Economic & Financial Impact: The focus on asset monetisation and dividends provides stable fiscal returns, reducing reliance on one-time asset sales. However, overdependence on dividends could weaken the long-term growth potential of CPSEs by limiting reinvestment capacity.
Social Dimensions: Asset monetisation retains public ownership, which may alleviate concerns about job losses and social equity associated with privatisation. However, the efficiency of public asset utilisation remains a concern.
Governance & Administrative Aspects: The new approach simplifies the administrative process compared to strategic disinvestment, but challenges persist in ensuring transparent bidding processes and strong regulatory oversight. Strengthening corporate governance in CPSEs is crucial to achieving the desired outcomes.

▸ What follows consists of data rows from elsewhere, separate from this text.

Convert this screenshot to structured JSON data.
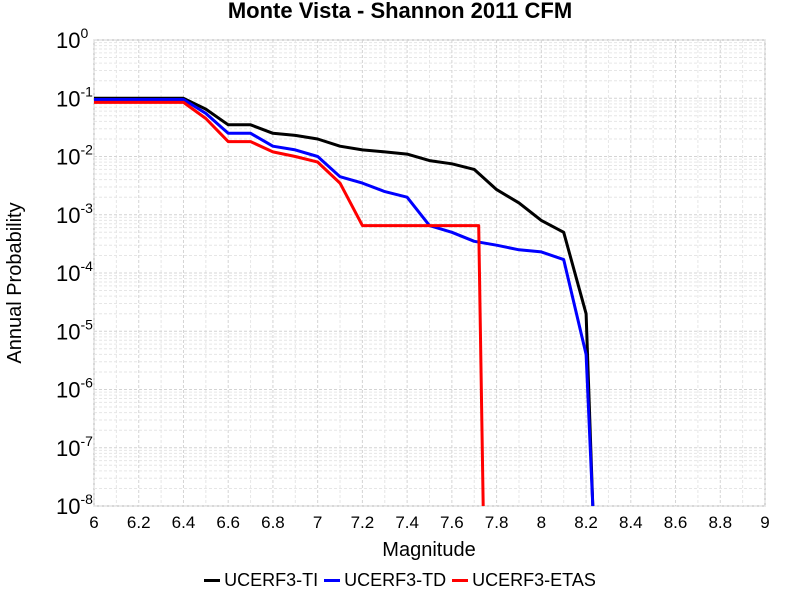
{
  "chart_data": {
    "type": "line",
    "title": "Monte Vista - Shannon 2011 CFM",
    "xlabel": "Magnitude",
    "ylabel": "Annual Probability",
    "xlim": [
      6,
      9
    ],
    "ylim": [
      1e-08,
      1
    ],
    "yscale": "log",
    "x_ticks": [
      "6",
      "6.2",
      "6.4",
      "6.6",
      "6.8",
      "7",
      "7.2",
      "7.4",
      "7.6",
      "7.8",
      "8",
      "8.2",
      "8.4",
      "8.6",
      "8.8",
      "9"
    ],
    "y_tick_exponents": [
      "0",
      "-1",
      "-2",
      "-3",
      "-4",
      "-5",
      "-6",
      "-7",
      "-8"
    ],
    "grid": true,
    "legend_position": "bottom-center",
    "series": [
      {
        "name": "UCERF3-TI",
        "color": "#000000",
        "x": [
          6.0,
          6.4,
          6.5,
          6.6,
          6.7,
          6.8,
          6.9,
          7.0,
          7.1,
          7.2,
          7.3,
          7.4,
          7.5,
          7.6,
          7.7,
          7.8,
          7.9,
          8.0,
          8.1,
          8.2,
          8.23
        ],
        "y": [
          0.1,
          0.1,
          0.065,
          0.035,
          0.035,
          0.025,
          0.023,
          0.02,
          0.015,
          0.013,
          0.012,
          0.011,
          0.0085,
          0.0075,
          0.006,
          0.0027,
          0.0016,
          0.0008,
          0.0005,
          2e-05,
          1e-08
        ]
      },
      {
        "name": "UCERF3-TD",
        "color": "#0000ff",
        "x": [
          6.0,
          6.4,
          6.5,
          6.6,
          6.7,
          6.8,
          6.9,
          7.0,
          7.1,
          7.2,
          7.3,
          7.4,
          7.5,
          7.6,
          7.7,
          7.8,
          7.9,
          8.0,
          8.1,
          8.2,
          8.23
        ],
        "y": [
          0.095,
          0.095,
          0.055,
          0.025,
          0.025,
          0.015,
          0.013,
          0.01,
          0.0045,
          0.0035,
          0.0025,
          0.002,
          0.00065,
          0.0005,
          0.00035,
          0.0003,
          0.00025,
          0.00023,
          0.00017,
          4e-06,
          1e-08
        ]
      },
      {
        "name": "UCERF3-ETAS",
        "color": "#ff0000",
        "x": [
          6.0,
          6.4,
          6.5,
          6.6,
          6.7,
          6.8,
          6.9,
          7.0,
          7.1,
          7.2,
          7.3,
          7.4,
          7.5,
          7.6,
          7.7,
          7.72,
          7.74
        ],
        "y": [
          0.085,
          0.085,
          0.045,
          0.018,
          0.018,
          0.012,
          0.01,
          0.008,
          0.0035,
          0.00065,
          0.00065,
          0.00065,
          0.00065,
          0.00065,
          0.00065,
          0.00065,
          1e-08
        ]
      }
    ]
  }
}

International Perspective: Globally, asset monetisation is seen as a viable alternative to privatisation, with countries like Australia and Canada successfully implementing similar strategies. India's approach aligns with international best practices, focusing on revenue generation while retaining public control.

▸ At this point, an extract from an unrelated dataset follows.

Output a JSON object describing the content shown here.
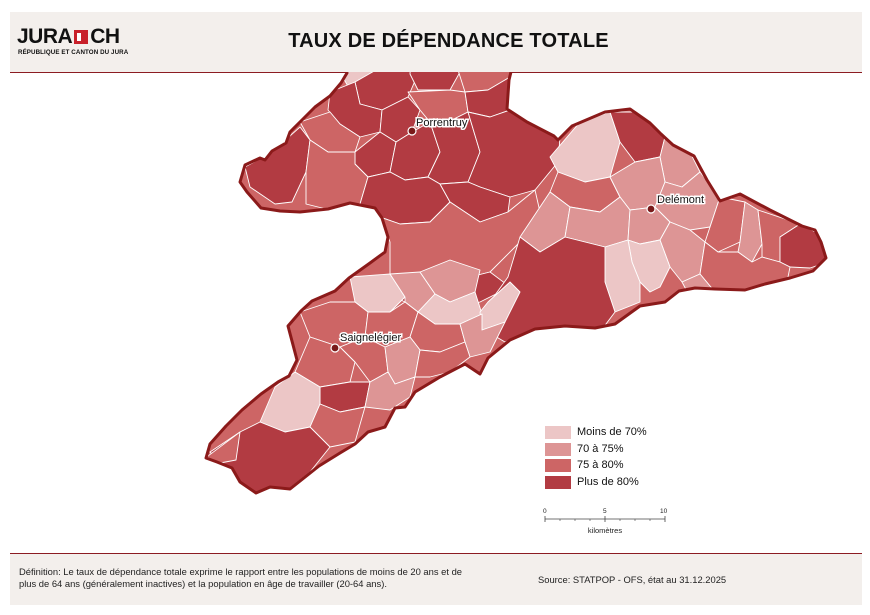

Short-term measures should focus on enhancing the transparency and efficiency of the asset monetisation process through robust regulatory frameworks and transparent bidding processes. Medium-term reforms could involve selective privatisation of loss-making non-strategic sectors, as recommended by various committees [GK]. Long-term strategies should aim at strengthening corporate governance in CPSEs, reducing political interference, and ensuring a balanced approach between monetisation and strategic disinvestment. Learning from international best practices, such as Australia's asset recycling initiative, could provide valuable insights for sustainable public sector management. A sustainable dividend policy that balances revenue generation with adequate capital expenditure is essential to maintain the financial health of CPSEs.